No Regrets, Just A Well Executed Plan

By Rosalie Robinson

I had a colleague challenge me to think about four things that if I didn’t do them in the next six months I’d look back and wish I had.  Just that phrase touched a spot in me, a tender spot filling with “regret”.  I couldn’t believe the tears that suddenly welled up and ran down my cheek like an overflowing bucket.  It made me realize that the dream I had launched at the beginning of the year, to be an independent business owner, was in jeopardy of dying on the vine as woeful regret.
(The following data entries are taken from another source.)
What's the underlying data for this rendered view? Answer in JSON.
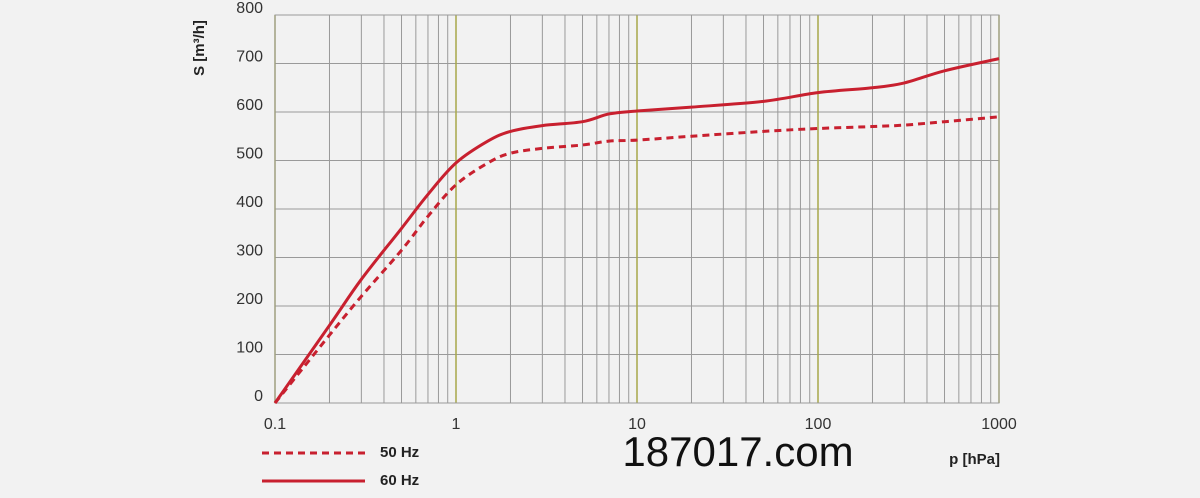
{
  "chart_data": {
    "type": "line",
    "y_label": "S [m³/h]",
    "x_label": "p [hPa]",
    "watermark": "187017.com",
    "x_scale": "log",
    "x": [
      0.1,
      0.2,
      0.3,
      0.5,
      0.7,
      1,
      1.5,
      2,
      3,
      5,
      7,
      10,
      20,
      50,
      100,
      200,
      300,
      500,
      1000
    ],
    "series": [
      {
        "name": "50 Hz",
        "color": "#c8202f",
        "dash": true,
        "values": [
          0,
          140,
          220,
          315,
          385,
          450,
          495,
          515,
          525,
          532,
          540,
          542,
          550,
          560,
          566,
          570,
          573,
          580,
          590
        ]
      },
      {
        "name": "60 Hz",
        "color": "#c8202f",
        "dash": false,
        "values": [
          0,
          160,
          255,
          360,
          430,
          495,
          540,
          560,
          572,
          580,
          596,
          602,
          610,
          622,
          640,
          650,
          660,
          685,
          710
        ]
      }
    ],
    "xlim": [
      0.1,
      1000
    ],
    "ylim": [
      0,
      800
    ],
    "xticks": [
      0.1,
      1,
      10,
      100,
      1000
    ],
    "x_minor_ticks": [
      0.2,
      0.3,
      0.4,
      0.5,
      0.6,
      0.7,
      0.8,
      0.9,
      2,
      3,
      4,
      5,
      6,
      7,
      8,
      9,
      20,
      30,
      40,
      50,
      60,
      70,
      80,
      90,
      200,
      300,
      400,
      500,
      600,
      700,
      800,
      900
    ],
    "yticks": [
      0,
      100,
      200,
      300,
      400,
      500,
      600,
      700,
      800
    ],
    "grid": true,
    "grid_color": "#9a9a9a",
    "major_grid_color": "#a8a84a",
    "legend": "bottom-left"
  }
}
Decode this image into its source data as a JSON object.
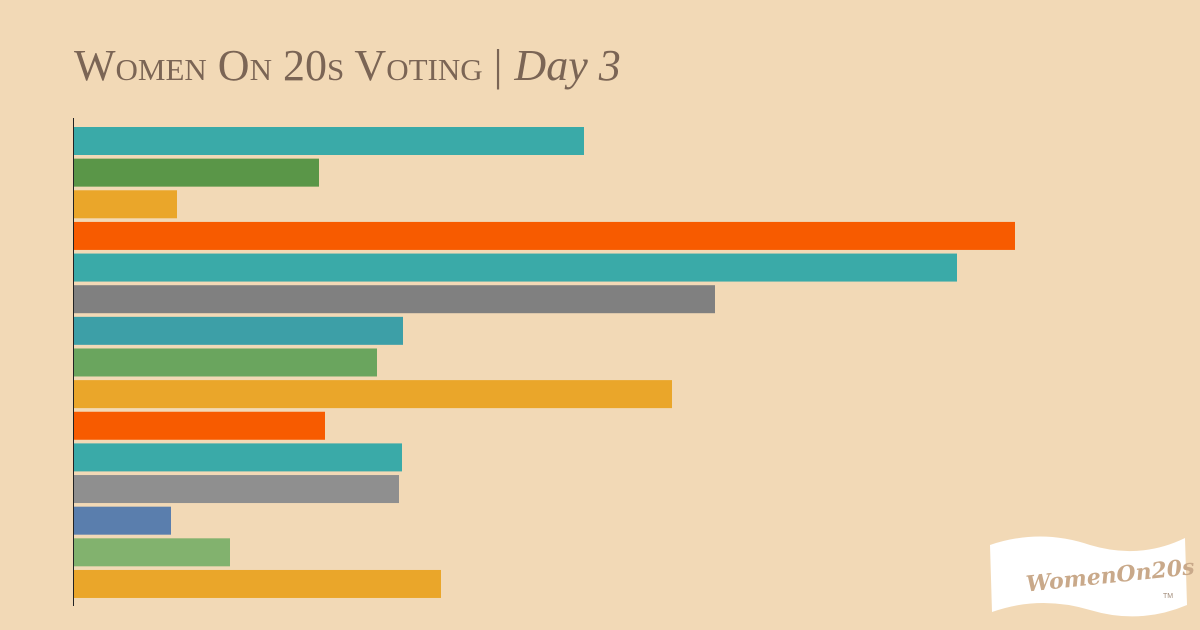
{
  "chart_data": {
    "type": "hbar",
    "title": "Women On 20s Voting |",
    "subtitle": "Day 3",
    "categories": [
      null,
      null,
      null,
      null,
      null,
      null,
      null,
      null,
      null,
      null,
      null,
      null,
      null,
      null,
      null
    ],
    "values": [
      510,
      245,
      103,
      941,
      883,
      641,
      329,
      303,
      598,
      251,
      328,
      325,
      97,
      156,
      367
    ],
    "colors": [
      "#3aaaa8",
      "#5a9648",
      "#eaa62a",
      "#f75b00",
      "#3aaaa8",
      "#808080",
      "#3d9fa7",
      "#6aa55e",
      "#eaa62a",
      "#f75b00",
      "#3aaaa8",
      "#8f8f8f",
      "#5a7ead",
      "#82b26e",
      "#eaa62a"
    ],
    "xlim": [
      0,
      1126
    ],
    "logo": {
      "text": "WomenOn20s",
      "mark": "TM"
    }
  }
}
I kicked off 2014 with a new business.  I had done my due diligence in partnership with two other colleagues to start a consulting firm.  Or at least I told myself I had done my homework.  I was fully committed to the dream we crafted together over the prior four months.  We spent hours planning, writing business plans, financials, reviewing the competition.  Imagine my surprise when I woke up in April to find that I actually hadn’t done the work I thought and that my partners were really “residents in a co-op”.  I played the words of one of my virtual “mentors”, Mark Cuban, in my head, “to be a successful entrepreneur…takes willingness to learn, to be able to focus, to absorb information, and to always realize that business is a 24/7 job.” I didn’t notice any mention of pity or regret.  But that’s kind of where I found myself, having a momentary pity party and regretting something that would not become a reality without some additional hard work.

I realized that I would have a bigger problem in six months if I didn’t pull myself up by the bootstraps immediately, learn a couple of very valuable lessons, and move forward and I mean quickly.  I immediately sprang into action rewriting my business plan focusing only on my coaching and human resources practice.

  • Lesson #1, partnerships are great but they need to be well defined, have mutual commitment and offer mutual benefit to all parties.  It’s all about the systematic approach to achieving my mission and helping my partner achieve theirs.
  • Lesson #2, success is more likely when executing a well-confirmed business plan understand the details required to make your business run, monthly financials, projections, client flow, and lead generation.
  • Lesson #3, even more important is a clearly defined value proposition. What’s the value that you bring?  I honed in on my unique strengths as a human resources leader and executive leadership and career transitions coach and defined these services.

I don’t really know how this will all turn out but I know I am not going to have any regrets because I didn’t make the required effort, ran at the first sign of hard work, or let doubts sway me away from what trusted business advisors have said is definitely viable, what my clients have reaffirmed can work and what I believe.  I am hitting the “re-set” button on this dream, moving it from an idea to reality starts now with the well-formed plan.  Monday I have an important client meeting and I am prepared to close the deal and win one client at a time.